To much science not enough common sense, how long have they been counting specks for spots, 10, 20, 50 years, how long have they used these filters, if the sun has been more active recently does this mean more specks or just larger spots or groups of spots. This is totally ridiculous, I am sure there are enough dedicated amateur observers that have good observational records using low tech equipment which can be fairly compared with all historical observations.

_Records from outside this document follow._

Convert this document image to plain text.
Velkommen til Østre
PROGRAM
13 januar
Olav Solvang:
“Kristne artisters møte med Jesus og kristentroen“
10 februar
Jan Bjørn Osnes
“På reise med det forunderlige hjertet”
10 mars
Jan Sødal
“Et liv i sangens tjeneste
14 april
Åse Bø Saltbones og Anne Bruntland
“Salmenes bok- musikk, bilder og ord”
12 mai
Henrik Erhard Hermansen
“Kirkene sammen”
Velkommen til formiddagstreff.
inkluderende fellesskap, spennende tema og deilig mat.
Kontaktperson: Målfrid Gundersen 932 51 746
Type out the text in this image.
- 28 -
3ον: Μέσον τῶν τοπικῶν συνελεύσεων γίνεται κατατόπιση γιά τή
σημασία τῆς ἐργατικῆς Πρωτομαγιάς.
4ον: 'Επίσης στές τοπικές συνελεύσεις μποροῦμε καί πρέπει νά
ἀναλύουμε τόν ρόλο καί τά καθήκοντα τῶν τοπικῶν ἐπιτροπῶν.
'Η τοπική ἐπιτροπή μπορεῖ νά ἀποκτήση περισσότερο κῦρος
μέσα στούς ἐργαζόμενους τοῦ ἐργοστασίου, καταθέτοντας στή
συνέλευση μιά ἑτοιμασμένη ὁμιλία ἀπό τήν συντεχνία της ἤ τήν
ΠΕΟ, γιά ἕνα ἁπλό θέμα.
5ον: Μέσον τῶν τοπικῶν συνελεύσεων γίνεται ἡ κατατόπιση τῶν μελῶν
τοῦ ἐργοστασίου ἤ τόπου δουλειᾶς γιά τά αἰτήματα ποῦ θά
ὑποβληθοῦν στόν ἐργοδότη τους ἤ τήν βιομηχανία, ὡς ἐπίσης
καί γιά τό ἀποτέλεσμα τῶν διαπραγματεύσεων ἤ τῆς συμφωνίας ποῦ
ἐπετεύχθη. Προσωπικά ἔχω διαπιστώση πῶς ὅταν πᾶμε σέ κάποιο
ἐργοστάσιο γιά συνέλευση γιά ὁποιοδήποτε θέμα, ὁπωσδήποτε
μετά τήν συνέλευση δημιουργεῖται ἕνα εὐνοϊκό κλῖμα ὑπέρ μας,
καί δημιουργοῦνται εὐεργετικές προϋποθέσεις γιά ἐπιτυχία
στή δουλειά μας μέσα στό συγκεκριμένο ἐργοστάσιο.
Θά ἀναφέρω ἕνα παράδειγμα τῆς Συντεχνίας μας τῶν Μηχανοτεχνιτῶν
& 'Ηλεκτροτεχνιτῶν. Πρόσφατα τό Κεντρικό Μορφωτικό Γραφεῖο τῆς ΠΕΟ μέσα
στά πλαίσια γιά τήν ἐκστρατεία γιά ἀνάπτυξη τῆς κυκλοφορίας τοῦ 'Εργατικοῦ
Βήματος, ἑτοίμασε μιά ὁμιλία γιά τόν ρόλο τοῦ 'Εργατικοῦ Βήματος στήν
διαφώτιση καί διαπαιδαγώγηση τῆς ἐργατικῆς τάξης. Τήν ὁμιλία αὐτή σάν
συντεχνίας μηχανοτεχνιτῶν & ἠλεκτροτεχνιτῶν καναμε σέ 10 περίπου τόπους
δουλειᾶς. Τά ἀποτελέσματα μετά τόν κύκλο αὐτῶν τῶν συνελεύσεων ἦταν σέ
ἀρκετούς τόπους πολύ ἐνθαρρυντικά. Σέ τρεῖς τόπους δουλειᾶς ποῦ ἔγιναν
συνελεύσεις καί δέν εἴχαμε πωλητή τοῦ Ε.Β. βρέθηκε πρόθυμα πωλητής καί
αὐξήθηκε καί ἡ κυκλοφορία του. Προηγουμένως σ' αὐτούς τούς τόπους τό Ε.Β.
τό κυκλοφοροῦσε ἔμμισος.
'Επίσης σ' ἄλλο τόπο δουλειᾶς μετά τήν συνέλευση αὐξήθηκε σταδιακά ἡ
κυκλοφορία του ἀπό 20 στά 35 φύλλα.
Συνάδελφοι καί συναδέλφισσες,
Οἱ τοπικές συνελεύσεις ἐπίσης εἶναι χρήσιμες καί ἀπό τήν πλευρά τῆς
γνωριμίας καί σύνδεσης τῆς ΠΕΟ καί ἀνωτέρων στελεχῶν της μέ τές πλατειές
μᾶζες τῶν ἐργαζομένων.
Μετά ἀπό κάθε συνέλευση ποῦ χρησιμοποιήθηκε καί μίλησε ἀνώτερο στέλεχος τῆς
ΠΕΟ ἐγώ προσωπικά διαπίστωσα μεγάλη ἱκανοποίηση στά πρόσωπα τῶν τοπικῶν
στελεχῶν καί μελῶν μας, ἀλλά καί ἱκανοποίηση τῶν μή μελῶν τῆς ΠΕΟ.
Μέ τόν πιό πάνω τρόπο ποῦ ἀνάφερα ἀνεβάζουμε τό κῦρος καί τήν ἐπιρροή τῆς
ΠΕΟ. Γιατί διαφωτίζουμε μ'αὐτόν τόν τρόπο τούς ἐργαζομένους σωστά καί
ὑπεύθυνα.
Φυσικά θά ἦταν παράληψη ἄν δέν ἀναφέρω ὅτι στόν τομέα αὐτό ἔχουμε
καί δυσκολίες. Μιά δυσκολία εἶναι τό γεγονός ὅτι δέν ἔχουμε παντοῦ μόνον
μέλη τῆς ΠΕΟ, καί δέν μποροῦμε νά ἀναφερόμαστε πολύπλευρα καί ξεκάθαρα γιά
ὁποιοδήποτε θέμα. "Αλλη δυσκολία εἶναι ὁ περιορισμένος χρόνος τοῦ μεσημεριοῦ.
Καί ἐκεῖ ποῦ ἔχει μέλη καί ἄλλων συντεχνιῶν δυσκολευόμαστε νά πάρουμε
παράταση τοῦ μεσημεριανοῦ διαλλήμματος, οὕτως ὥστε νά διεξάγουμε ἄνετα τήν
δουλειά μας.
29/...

September 13, 2008 1:55 pm

Rob (13:31:42) :
how long have they been counting specks for spots, 10, 20, 50 years
Since 1893.
I am sure there are enough dedicated amateur observers that have good observational records using low tech equipment which can be fairly compared with all historical observations.
There are, in fact, very active amateur groups that do this [and well].
http://www.vds-sonne.de/gem/res/dia.html#renetz
http://users.telenet.be/j.janssens/Engwelcome.html
http://www.britastro.org/solar/newsletters/May2008.pdf
and many more.

September 13, 2008 2:05 pm

brazil84 (13:00:31) :
I assume that there is some sort of internationl scientific body for solar scientists and that this body has published detailed written standards setting forth what is and is not a sunspot. Am I incorrect?
Yes, to a point. SIDC is supposed to be that body charged with sunspot reporting. But the IAU [International Astronomical Union, http://www.iau.org/ ] which is the closest thing you can get to an ‘overarching’ organization [does naming of planets and features on them, for example] does not run the SIDC.
There is nothing really wrong with the way this is done if we could only get the historical record straightened out, which is in the works. Fixing the record is something that the community does not take lightly. Scientists are VERY, VERY conservative. We cannot have some lone ranger running about changing things nilly willy 🙂

Denis Hopkins
September 13, 2008 2:09 pm

What is the problem with having two sets of data?
1.) corresponding to the methods of mid 19th century
2.) modern camera techniques to be consistenmtly applied from now forward.
or is that too simple.
It si not ideal because of diiferent techniques over the 200yrs or so… but it would be an improvement and it would clarify things a bit

September 13, 2008 2:22 pm

Denis Hopkins (14:09:12) :
What is the problem with having two sets of data?
1.) corresponding to the methods of mid 19th century
2.) modern camera techniques to be consistenmtly applied from now forward.

We have modern indices of solar activity [f10.7, MgII, and others]. The only reason to have the sunspot number is because of the desire to continue the historical record.